BBCI director Amal Chandra Kataki said, "The prevalence of communicable diseases like cholera and diarrhoea decreased from 60.9 per cent in 1990 to 32.7 per cent in 2016 while non-communicable diseases like cardio-vascular disease, cancer and diabetes increased from 30.5 per cent to 55.4 per centin the same period. This can be attributed to a changing paradigm in the pattern of diseases because of increase in life expectancy, urbanisation, industrialisation, changing lifestyles and habits, increase in population and other factors."
He said the incidence of cancer in the Northeast is 150-200 per lakh of population to urban India's 100. "Lung cancer is found to be highest in Aizawl district of Mizoram. Throat cancer is highest in East Khasi Hills district of Meghalaya (22 per cent) followed by Kamrup urban district (17 per cent). It is a matter of concern that 3.2 lakh cigarette packs are sold in Assam daily. The government earns Rs 9 crore in revenue while it spends Rs 154 crore for control of tobacco-related disease. Altogether 16,000 cancer patients die every year in Assam."

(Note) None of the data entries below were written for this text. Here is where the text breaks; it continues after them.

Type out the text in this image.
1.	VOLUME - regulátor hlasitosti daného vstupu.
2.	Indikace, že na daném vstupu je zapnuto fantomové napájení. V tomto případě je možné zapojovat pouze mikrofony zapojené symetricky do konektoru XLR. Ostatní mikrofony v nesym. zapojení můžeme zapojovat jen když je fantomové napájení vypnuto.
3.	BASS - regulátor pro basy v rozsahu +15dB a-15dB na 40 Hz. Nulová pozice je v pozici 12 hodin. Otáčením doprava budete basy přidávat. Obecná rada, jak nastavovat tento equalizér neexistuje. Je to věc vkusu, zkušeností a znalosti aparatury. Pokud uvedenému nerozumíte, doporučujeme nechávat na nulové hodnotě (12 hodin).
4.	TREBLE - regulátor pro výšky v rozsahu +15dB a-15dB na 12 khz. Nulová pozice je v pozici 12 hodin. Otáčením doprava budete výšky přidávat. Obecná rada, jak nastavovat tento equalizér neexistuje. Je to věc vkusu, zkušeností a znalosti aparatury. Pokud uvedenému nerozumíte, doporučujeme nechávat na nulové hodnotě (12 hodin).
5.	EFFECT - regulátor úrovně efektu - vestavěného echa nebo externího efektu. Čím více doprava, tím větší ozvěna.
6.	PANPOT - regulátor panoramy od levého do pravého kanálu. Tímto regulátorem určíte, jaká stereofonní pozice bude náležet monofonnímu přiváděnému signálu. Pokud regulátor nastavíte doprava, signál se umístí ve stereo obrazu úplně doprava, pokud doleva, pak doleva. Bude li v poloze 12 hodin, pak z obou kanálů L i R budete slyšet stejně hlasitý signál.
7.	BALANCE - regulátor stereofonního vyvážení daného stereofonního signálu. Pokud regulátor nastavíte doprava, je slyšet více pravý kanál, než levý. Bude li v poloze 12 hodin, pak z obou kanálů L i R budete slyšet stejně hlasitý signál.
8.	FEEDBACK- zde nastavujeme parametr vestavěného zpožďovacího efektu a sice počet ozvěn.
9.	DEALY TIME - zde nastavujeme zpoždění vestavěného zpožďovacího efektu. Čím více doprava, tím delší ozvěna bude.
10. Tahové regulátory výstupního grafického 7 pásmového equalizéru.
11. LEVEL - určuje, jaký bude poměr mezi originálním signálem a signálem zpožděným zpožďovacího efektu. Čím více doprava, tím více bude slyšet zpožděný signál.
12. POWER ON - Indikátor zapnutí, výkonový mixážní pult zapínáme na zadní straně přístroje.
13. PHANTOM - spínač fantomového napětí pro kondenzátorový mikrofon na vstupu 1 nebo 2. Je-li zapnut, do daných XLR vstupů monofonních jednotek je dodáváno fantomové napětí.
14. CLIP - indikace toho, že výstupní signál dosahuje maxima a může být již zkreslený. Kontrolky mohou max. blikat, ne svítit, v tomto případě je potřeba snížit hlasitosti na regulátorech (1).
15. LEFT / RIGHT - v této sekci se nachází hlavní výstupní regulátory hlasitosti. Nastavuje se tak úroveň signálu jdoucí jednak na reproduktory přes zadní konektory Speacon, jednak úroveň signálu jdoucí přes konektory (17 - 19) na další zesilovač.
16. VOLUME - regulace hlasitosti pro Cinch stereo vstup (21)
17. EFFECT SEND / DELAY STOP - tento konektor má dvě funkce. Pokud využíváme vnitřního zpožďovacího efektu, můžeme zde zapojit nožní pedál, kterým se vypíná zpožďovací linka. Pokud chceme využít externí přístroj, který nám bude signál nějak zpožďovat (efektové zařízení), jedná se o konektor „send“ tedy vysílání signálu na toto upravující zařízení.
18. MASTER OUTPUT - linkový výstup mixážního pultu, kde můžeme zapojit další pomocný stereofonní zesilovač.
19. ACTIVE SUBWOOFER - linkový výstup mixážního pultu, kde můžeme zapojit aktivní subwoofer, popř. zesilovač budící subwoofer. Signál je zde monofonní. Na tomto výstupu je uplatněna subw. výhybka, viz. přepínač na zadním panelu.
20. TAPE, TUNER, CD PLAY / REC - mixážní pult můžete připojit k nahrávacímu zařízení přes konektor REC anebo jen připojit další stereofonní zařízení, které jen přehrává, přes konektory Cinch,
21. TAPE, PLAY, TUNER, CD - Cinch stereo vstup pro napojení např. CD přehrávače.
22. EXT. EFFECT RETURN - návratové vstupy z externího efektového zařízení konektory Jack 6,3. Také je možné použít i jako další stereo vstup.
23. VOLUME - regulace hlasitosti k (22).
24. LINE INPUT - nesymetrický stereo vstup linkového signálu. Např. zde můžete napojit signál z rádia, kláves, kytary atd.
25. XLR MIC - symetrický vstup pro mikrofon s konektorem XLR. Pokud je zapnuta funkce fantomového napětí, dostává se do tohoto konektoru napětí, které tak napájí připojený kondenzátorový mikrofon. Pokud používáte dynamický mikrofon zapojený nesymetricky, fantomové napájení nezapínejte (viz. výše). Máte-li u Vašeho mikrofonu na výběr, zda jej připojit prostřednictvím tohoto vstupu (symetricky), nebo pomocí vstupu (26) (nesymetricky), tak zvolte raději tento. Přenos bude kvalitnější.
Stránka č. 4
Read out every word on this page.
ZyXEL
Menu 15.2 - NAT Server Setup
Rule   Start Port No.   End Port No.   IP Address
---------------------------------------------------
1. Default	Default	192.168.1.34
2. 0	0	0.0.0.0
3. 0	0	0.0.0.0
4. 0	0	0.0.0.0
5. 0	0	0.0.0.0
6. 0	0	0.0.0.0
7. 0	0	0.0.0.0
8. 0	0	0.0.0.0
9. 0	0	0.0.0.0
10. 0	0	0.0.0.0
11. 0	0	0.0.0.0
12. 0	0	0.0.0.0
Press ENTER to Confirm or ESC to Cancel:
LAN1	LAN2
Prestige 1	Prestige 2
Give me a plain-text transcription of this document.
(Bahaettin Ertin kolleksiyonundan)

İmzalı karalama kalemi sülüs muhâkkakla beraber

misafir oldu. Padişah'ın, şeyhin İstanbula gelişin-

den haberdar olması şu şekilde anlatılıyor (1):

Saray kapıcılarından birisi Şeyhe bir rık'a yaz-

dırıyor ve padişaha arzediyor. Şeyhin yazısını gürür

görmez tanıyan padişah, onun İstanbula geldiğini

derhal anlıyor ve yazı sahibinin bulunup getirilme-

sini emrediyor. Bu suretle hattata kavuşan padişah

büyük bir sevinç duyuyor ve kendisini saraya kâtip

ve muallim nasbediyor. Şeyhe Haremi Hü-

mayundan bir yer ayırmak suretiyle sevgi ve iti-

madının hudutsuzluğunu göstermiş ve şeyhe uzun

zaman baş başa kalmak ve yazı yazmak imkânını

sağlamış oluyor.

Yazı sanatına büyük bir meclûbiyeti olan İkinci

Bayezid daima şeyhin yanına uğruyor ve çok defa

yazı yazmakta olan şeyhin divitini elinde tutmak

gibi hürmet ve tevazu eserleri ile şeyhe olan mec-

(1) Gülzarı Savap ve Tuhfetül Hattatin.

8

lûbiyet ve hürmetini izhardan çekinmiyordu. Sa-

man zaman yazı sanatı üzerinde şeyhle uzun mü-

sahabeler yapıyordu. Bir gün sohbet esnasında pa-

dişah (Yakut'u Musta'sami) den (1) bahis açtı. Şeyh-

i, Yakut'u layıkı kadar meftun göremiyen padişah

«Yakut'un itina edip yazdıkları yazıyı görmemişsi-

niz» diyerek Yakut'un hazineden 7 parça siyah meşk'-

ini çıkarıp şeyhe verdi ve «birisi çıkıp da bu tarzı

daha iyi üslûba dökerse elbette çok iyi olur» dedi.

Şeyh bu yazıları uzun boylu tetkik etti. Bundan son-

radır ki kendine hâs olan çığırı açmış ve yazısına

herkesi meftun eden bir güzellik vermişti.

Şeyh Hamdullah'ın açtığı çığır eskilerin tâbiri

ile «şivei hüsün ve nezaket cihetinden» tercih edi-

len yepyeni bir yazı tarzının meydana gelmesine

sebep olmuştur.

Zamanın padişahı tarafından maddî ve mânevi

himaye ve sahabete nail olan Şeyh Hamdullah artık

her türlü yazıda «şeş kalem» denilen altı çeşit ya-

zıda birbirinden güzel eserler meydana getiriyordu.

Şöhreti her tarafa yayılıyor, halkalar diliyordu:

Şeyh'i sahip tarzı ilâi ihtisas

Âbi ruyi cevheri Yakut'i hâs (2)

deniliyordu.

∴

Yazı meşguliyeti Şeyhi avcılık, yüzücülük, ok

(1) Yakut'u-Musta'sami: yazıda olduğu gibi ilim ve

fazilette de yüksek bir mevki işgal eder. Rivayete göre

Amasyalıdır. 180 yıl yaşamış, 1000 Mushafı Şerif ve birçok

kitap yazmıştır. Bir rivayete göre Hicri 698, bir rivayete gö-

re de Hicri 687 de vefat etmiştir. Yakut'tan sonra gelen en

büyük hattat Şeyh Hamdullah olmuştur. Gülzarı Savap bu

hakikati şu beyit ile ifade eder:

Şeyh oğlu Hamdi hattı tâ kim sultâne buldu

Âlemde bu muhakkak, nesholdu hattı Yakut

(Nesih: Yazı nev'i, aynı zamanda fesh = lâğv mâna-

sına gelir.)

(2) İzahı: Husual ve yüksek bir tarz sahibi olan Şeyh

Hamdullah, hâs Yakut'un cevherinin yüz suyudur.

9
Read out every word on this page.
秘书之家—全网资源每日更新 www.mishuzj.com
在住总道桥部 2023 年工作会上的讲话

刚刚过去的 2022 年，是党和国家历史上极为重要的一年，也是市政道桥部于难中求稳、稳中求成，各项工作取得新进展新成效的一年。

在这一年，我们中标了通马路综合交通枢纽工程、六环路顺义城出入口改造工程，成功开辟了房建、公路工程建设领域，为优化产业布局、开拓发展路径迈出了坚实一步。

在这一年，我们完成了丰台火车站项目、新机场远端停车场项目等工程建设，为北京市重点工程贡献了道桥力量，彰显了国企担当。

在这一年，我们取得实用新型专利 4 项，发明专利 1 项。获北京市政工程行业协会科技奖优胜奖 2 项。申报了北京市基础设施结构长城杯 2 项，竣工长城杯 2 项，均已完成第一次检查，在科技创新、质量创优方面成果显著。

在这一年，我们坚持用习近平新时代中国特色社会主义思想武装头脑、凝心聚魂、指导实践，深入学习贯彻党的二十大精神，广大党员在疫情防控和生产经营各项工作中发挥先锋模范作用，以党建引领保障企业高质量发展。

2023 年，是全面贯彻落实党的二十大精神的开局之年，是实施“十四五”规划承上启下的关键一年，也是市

Vishal Rao, an oncologist from Bangalore, said 7,000 chemicals, most of them carcinogenic, are added to tobacco to increase the level of nicotine, which is 1,000 times more addictive than cocaine or heroin. "A total of 10 lakh tobacco consumers die each year in India. Nowadays 20 to 30-year-olds are coming to the hospital with cancer," he said.
The two-day meet will include talks on cancer burden in the Northeast, tobacco-related cancer, lung cancer therapy, ovarian cancer and palliative care.